Actually, most things. Before I came to university, I never fully appreciated the joy of a dancefloor full of strangers, the anonymity of a club containing people you’ll never have to see again, and most importantly, the pleasure of losing yourself in music that you truly enjoy, not that for which the only reaction in an eyeroll and a sense of humour. I miss knowing that unless you deliberately go with a huge group of friends, you can be pretty certain that you’ll be able to blend in with the crowd and do pretty much whatever you want, without having to worry about seeing the people who may have witnessed your humiliation ever again. Some of the best nights I’ve had have been when I’ve gone out with just one or two friends to a club playing ‘our’ type of music.

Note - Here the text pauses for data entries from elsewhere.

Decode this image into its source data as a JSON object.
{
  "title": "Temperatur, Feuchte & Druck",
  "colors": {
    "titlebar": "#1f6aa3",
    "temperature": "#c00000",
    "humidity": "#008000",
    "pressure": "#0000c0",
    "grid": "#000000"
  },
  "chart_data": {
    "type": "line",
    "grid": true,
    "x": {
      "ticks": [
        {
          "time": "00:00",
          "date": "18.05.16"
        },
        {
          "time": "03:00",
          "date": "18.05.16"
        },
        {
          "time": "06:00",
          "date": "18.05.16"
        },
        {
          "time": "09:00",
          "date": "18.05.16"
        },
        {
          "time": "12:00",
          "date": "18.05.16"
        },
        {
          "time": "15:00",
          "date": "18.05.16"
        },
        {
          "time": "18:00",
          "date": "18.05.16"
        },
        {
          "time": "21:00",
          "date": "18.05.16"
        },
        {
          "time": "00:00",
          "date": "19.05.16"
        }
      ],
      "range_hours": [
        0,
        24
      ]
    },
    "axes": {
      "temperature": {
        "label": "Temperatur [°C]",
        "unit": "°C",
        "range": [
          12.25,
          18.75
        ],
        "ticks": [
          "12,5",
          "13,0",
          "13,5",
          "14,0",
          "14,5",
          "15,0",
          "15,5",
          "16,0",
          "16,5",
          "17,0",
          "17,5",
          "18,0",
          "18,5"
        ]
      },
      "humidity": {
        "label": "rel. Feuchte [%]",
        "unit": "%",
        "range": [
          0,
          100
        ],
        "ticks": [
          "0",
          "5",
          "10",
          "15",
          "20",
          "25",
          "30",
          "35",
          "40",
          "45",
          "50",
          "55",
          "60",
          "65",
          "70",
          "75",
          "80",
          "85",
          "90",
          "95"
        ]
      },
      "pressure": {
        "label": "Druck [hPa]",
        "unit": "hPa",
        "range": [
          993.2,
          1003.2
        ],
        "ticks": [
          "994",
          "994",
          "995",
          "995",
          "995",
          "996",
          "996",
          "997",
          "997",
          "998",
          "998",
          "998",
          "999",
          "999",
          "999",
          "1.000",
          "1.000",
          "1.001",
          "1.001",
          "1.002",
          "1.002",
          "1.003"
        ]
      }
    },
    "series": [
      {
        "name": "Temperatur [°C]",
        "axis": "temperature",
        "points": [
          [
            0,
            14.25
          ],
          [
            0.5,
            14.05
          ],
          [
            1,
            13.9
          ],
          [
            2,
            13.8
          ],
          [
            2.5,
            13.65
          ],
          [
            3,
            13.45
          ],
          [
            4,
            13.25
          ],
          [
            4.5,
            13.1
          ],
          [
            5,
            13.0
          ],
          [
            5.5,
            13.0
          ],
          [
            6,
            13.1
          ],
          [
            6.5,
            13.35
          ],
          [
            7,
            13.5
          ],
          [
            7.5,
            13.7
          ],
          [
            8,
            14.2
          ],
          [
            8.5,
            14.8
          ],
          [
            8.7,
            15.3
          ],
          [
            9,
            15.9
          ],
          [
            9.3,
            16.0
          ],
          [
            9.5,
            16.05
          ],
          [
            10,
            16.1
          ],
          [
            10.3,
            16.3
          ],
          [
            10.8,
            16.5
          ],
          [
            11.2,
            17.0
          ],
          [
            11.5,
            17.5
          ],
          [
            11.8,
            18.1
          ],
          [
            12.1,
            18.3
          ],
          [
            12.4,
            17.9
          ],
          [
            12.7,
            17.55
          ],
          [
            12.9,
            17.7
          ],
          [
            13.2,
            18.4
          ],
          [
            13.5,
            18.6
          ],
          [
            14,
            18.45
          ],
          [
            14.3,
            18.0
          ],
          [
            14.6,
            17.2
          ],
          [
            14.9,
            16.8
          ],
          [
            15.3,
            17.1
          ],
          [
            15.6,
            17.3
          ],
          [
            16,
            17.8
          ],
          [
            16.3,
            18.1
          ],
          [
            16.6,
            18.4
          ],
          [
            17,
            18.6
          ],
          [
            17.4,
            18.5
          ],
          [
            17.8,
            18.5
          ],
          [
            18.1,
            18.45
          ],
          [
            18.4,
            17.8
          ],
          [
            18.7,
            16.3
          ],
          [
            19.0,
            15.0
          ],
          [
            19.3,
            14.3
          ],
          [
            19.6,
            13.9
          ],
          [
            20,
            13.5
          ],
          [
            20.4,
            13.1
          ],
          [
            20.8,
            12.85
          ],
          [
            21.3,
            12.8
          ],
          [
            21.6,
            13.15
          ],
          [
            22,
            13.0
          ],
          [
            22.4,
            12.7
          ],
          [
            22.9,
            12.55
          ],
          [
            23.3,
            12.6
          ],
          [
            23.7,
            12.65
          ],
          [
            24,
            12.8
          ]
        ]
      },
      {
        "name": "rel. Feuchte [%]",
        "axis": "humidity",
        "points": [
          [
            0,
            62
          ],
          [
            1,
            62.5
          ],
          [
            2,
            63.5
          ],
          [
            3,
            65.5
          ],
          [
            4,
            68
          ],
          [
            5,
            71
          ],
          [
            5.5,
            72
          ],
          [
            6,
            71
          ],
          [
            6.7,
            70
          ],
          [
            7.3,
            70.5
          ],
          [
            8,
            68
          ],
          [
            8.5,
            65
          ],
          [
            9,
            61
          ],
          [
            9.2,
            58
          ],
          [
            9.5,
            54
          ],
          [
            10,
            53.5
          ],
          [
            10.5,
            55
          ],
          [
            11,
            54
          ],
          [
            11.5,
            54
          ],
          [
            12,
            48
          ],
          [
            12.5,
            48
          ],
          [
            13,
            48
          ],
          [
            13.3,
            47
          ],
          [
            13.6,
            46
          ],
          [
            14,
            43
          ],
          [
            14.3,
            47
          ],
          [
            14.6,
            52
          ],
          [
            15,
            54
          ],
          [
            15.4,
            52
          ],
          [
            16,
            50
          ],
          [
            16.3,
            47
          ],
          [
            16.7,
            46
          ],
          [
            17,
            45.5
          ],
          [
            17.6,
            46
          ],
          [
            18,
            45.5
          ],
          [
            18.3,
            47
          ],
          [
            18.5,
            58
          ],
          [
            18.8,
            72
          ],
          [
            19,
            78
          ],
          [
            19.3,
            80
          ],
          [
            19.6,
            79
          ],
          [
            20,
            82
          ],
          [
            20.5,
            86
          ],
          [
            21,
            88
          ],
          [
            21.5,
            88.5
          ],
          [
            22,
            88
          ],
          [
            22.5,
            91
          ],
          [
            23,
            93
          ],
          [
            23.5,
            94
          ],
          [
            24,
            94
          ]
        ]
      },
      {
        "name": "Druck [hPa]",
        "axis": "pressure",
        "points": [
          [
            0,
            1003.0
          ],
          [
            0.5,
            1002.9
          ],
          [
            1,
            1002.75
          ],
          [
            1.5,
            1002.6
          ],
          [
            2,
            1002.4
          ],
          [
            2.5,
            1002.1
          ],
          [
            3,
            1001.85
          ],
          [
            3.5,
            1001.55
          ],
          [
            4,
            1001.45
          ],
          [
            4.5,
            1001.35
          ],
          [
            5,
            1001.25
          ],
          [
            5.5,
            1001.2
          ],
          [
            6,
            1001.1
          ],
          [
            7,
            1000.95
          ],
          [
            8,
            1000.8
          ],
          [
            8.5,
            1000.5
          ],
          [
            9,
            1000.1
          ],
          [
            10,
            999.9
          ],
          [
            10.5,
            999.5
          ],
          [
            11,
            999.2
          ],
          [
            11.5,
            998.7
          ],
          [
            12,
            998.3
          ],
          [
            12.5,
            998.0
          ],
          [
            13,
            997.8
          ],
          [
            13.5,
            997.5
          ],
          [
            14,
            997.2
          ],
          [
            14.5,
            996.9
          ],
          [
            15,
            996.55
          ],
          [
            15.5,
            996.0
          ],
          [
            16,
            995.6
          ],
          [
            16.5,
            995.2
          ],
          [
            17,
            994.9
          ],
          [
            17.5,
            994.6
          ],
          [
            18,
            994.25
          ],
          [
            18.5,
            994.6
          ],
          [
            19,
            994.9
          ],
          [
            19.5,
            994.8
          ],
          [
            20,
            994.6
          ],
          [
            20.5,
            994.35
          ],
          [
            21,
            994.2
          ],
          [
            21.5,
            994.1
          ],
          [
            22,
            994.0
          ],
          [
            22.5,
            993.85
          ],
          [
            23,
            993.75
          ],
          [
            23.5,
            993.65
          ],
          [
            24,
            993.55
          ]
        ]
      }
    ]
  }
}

It means that you can really enjoy the music, you don’t have to be in a massive group of people and you don’t have to be completely wasted in order to have a good time.
Where I live, the choice and variety of nightlife is incredible. In northern university cities such as Leeds, Manchester, Newcastle and Liverpool, you can just as easily opt for a huge clubbing ‘experience’ such as Tiger Tiger, as a tiny indie club, a bar in a converted public toilet and an ex-church, all playing completely different types of music and catering for completely different tastes. I have little experience of London (apart from astronomical drinks prices in the odd bar) but I’m certain that it, too, is not lacking in eclecticism or variety.
Let’s face it, Klute, Studio and Loveshack are really all variations on exactly the same theme. They are interchangeable, tasteless and often extremely dull. The music choice is between endless top 40 songs in Studio or Loveshack, and ‘tech, deep, funky and classic house’ in Klute, which to me seems to be the same top 40 songs, but with the addition of remixes of totally unsuitable songs (dubstep Adele, anyone?) and awful 80s music. You can’t really go with one or two friends and still have an amazing night because, unless you’re completely hammered or on the pull, it’s just really boring. I can’t count the number of nights when I’ve come home early from a night out just because I decided that sitting in my kitchen eating pizza with my friends would be far more enjoyable than having vodka and coke spilled all over me by drunken clubbers, being constantly jostled and stepped on and having to listen to ‘Mr Brightside’ for the 20th time that week.
The best nights out I have in Durham now are usually socials. The opportunity to meet new people, the camaraderie and the drinking games add that extra interest that Durham nightlife itself fails to provide. Going to Boathouse or Jimmy A’s is usually the best part of a night. Bars in Durham are just as they are everywhere else; as long as the music isn’t too loud, the drinks aren’t too expensive and there’s somewhere to sit, it’s difficult to get a bar badly wrong. It’s the clubs themselves, the supposed climax of a night out, that are a disappointment.
Yes, there is Fishtank, but no-one ever goes. Itchy Feet is an occasional distraction but does not provide a viable alternative to the usual Durham night out. The DSU is a complete write-off; even they have given up trying to produce a decent night out for anyone. College bars are fun and sociable, but not really a night out; like most other aspects of Durham nightlife, they are usually tacky, dirty and cheap, and best enjoyed with a large dose of irony. Most of the time, I don’t want an ‘ironic’ night out; I don’t want to do silly dance moves in the limited space that a packed Studio usually provides, or mime ‘I can be your hero baby’ at a friend. I want decent music, a bar that I can access and an interesting crowd. Durham very rarely provides any of these.